Die Fremdenführerin stoppt im Gelben Salon von Prideaux Place in Cornwall und blickt in die Runde. „Keine Deutschen heute hier, richtig? Wahrscheinlich sagt Ihnen der Name Rosamunde Pilcher nichts. Aber in Deutschland kennt jeder ihre Bücher, sie werden fürs Fernsehen verfilmt.“
Übersicht
Deutsche lieben Cornwall – und Rosamunde Pilcher
Die Dame klingt ein wenig entrüstet: „Und deswegen kommen so viele Deutsche nach Cornwall – inzwischen reisen sie sogar in Bussen an!“ Das ist wirklich so. Die liebevolle Schilderung des äußersten Südwestens Englands in den romantischen Büchern Pilchers wirkt wie ein Magnet. Kein Wunder: Zwischen 4 und 5 Millionen Deutsche sitzen vor dem TV, wenn ein Pilcher-Film gezeigt wird.

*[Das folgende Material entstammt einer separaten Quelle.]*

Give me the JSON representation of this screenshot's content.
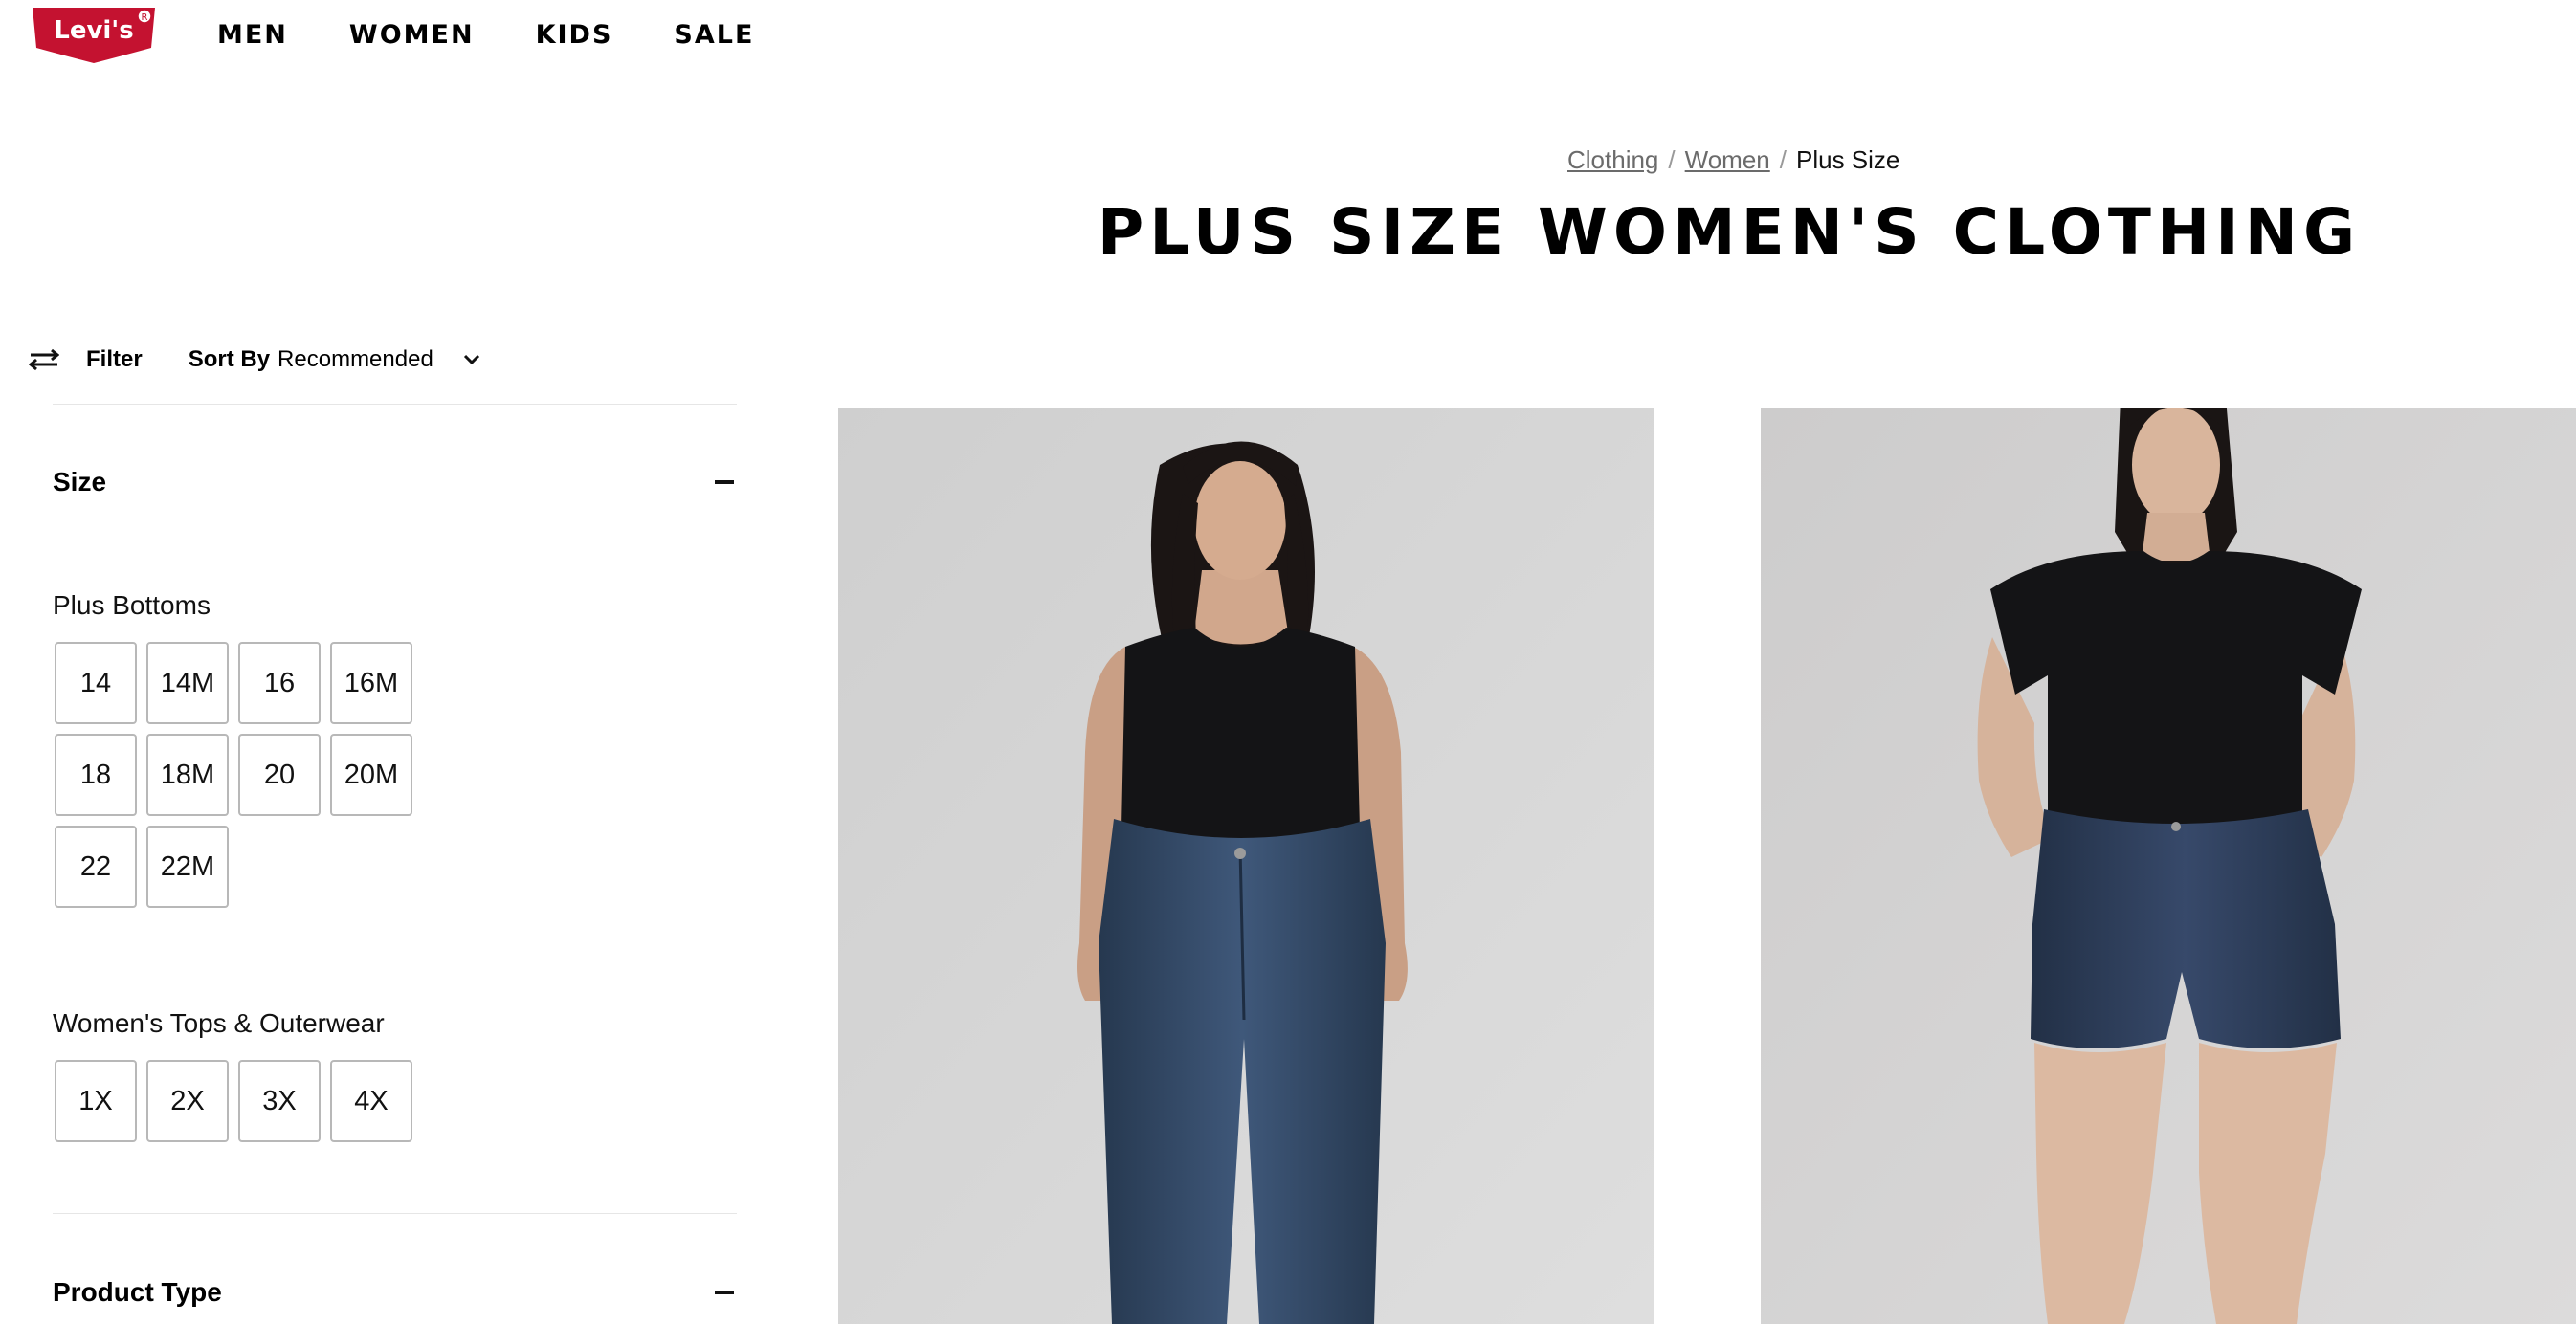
{
  "header": {
    "logo_text": "Levi's",
    "nav": [
      "MEN",
      "WOMEN",
      "KIDS",
      "SALE"
    ]
  },
  "breadcrumb": {
    "items": [
      "Clothing",
      "Women"
    ],
    "current": "Plus Size"
  },
  "page_title": "PLUS SIZE WOMEN'S CLOTHING",
  "toolbar": {
    "filter_label": "Filter",
    "sort_label": "Sort By",
    "sort_value": "Recommended"
  },
  "filters": {
    "size": {
      "title": "Size",
      "groups": [
        {
          "title": "Plus Bottoms",
          "sizes": [
            "14",
            "14M",
            "16",
            "16M",
            "18",
            "18M",
            "20",
            "20M",
            "22",
            "22M"
          ]
        },
        {
          "title": "Women's Tops & Outerwear",
          "sizes": [
            "1X",
            "2X",
            "3X",
            "4X"
          ]
        }
      ]
    },
    "product_type": {
      "title": "Product Type"
    }
  },
  "colors": {
    "brand_red": "#c41230",
    "photo_background": "#d6d6d6",
    "chip_border": "#b8b8b8"
  },
  "products": [
    {
      "image": "woman in black tank bodysuit and dark wash straight jeans"
    },
    {
      "image": "woman in black t-shirt bodysuit and dark wash denim shorts"
    }
  ]
}
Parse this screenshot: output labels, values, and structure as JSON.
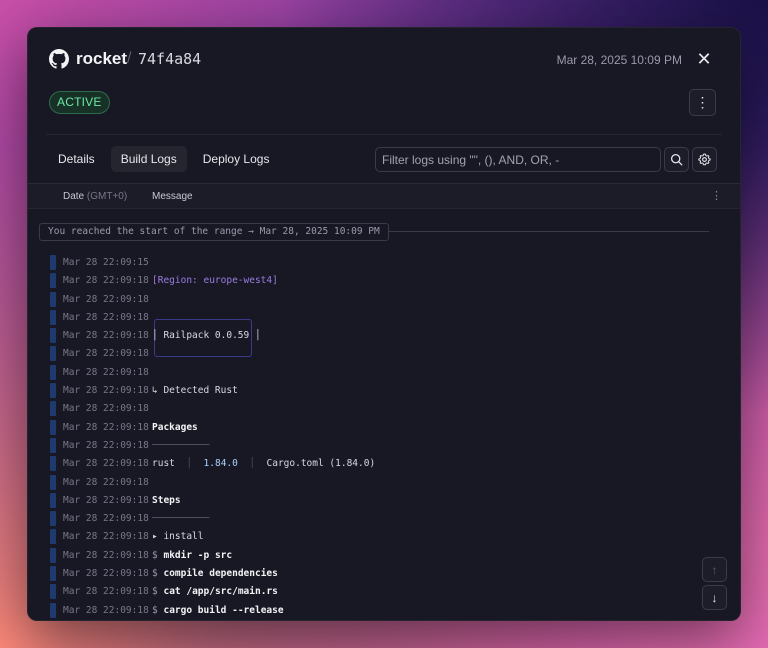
{
  "header": {
    "project": "rocket",
    "separator": "/",
    "deployment_id": "74f4a84",
    "date": "Mar 28, 2025 10:09 PM",
    "close_glyph": "✕",
    "status": "ACTIVE",
    "menu_glyph": "⋮"
  },
  "tabs": [
    {
      "label": "Details"
    },
    {
      "label": "Build Logs"
    },
    {
      "label": "Deploy Logs"
    }
  ],
  "filter": {
    "placeholder": "Filter logs using \"\", (), AND, OR, -"
  },
  "columns": {
    "date": "Date",
    "date_tz": "(GMT+0)",
    "message": "Message",
    "menu_glyph": "⋮"
  },
  "range_notice": "You reached the start of the range → Mar 28, 2025 10:09 PM",
  "logs": [
    {
      "ts": "Mar 28 22:09:15",
      "msg": ""
    },
    {
      "ts": "Mar 28 22:09:18",
      "msg": "[Region: europe-west4]"
    },
    {
      "ts": "Mar 28 22:09:18",
      "msg": ""
    },
    {
      "ts": "Mar 28 22:09:18",
      "msg": ""
    },
    {
      "ts": "Mar 28 22:09:18",
      "msg": "│ Railpack 0.0.59 │"
    },
    {
      "ts": "Mar 28 22:09:18",
      "msg": ""
    },
    {
      "ts": "Mar 28 22:09:18",
      "msg": ""
    },
    {
      "ts": "Mar 28 22:09:18",
      "msg": "↳ Detected Rust"
    },
    {
      "ts": "Mar 28 22:09:18",
      "msg": ""
    },
    {
      "ts": "Mar 28 22:09:18",
      "msg": "Packages"
    },
    {
      "ts": "Mar 28 22:09:18",
      "msg": "──────────"
    },
    {
      "ts": "Mar 28 22:09:18",
      "pkg_name": "rust",
      "pkg_sep": "│",
      "pkg_version": "1.84.0",
      "pkg_sep2": "│",
      "pkg_source": "Cargo.toml (1.84.0)"
    },
    {
      "ts": "Mar 28 22:09:18",
      "msg": ""
    },
    {
      "ts": "Mar 28 22:09:18",
      "msg": "Steps"
    },
    {
      "ts": "Mar 28 22:09:18",
      "msg": "──────────"
    },
    {
      "ts": "Mar 28 22:09:18",
      "msg": "▸ install"
    },
    {
      "ts": "Mar 28 22:09:18",
      "prompt": "$",
      "cmd": "mkdir -p src"
    },
    {
      "ts": "Mar 28 22:09:18",
      "prompt": "$",
      "cmd": "compile dependencies"
    },
    {
      "ts": "Mar 28 22:09:18",
      "prompt": "$",
      "cmd": "cat /app/src/main.rs"
    },
    {
      "ts": "Mar 28 22:09:18",
      "prompt": "$",
      "cmd": "cargo build --release"
    }
  ],
  "scroll": {
    "up_glyph": "↑",
    "down_glyph": "↓"
  },
  "colors": {
    "panel_bg": "#181824",
    "status_green": "#6ee7a4",
    "region_purple": "#9b7be0",
    "log_bar_blue": "#1f3a6e"
  }
}
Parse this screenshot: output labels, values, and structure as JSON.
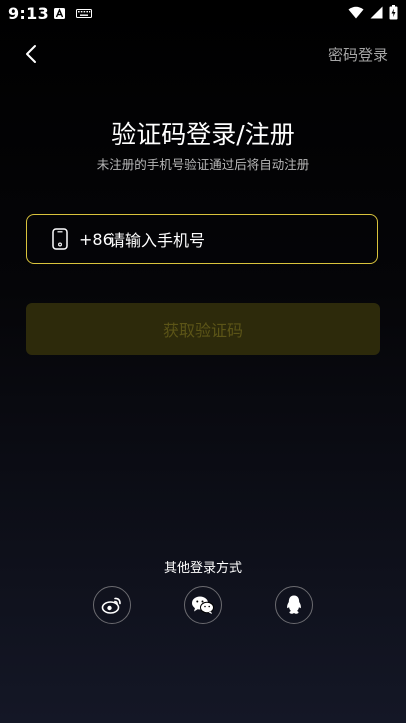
{
  "status_bar": {
    "time": "9:13"
  },
  "header": {
    "password_login_label": "密码登录"
  },
  "main": {
    "title": "验证码登录/注册",
    "subtitle": "未注册的手机号验证通过后将自动注册",
    "phone_prefix": "+86",
    "phone_placeholder": "请输入手机号",
    "phone_value": "",
    "get_code_label": "获取验证码"
  },
  "other_login": {
    "label": "其他登录方式",
    "options": [
      "weibo-icon",
      "wechat-icon",
      "qq-icon"
    ]
  },
  "colors": {
    "accent_border": "#d9c33c",
    "button_bg_disabled": "#2d2a0b",
    "button_text_disabled": "#5b5417"
  }
}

Rosamunde Pilcher wuchs in Cornwall auf, mit 15 begann sie zu schreiben, 1987 gelang ihr der kommerzielle Durchbruch mit „Die Muschelsucher“. Das ZDF verfilmte die Familiensaga an den Küsten Cornwalls, rund 100 Filme mit Titeln wie „Gewissheit des Herzens“ und „Zauber der Liebe“ folgten. Gedreht wird immer in romantischen Cottages, verwunschenen Gärten und prächtigen Herrenhäusern. Es gibt viele Küsse und Umarmungen – und immer ein Happy End. Mitte der Neunziger setzte der Run auf Cornwall ein – die Touristen wollten das Pilcher-Feeling spüren. Aber das ist gar nicht so einfach.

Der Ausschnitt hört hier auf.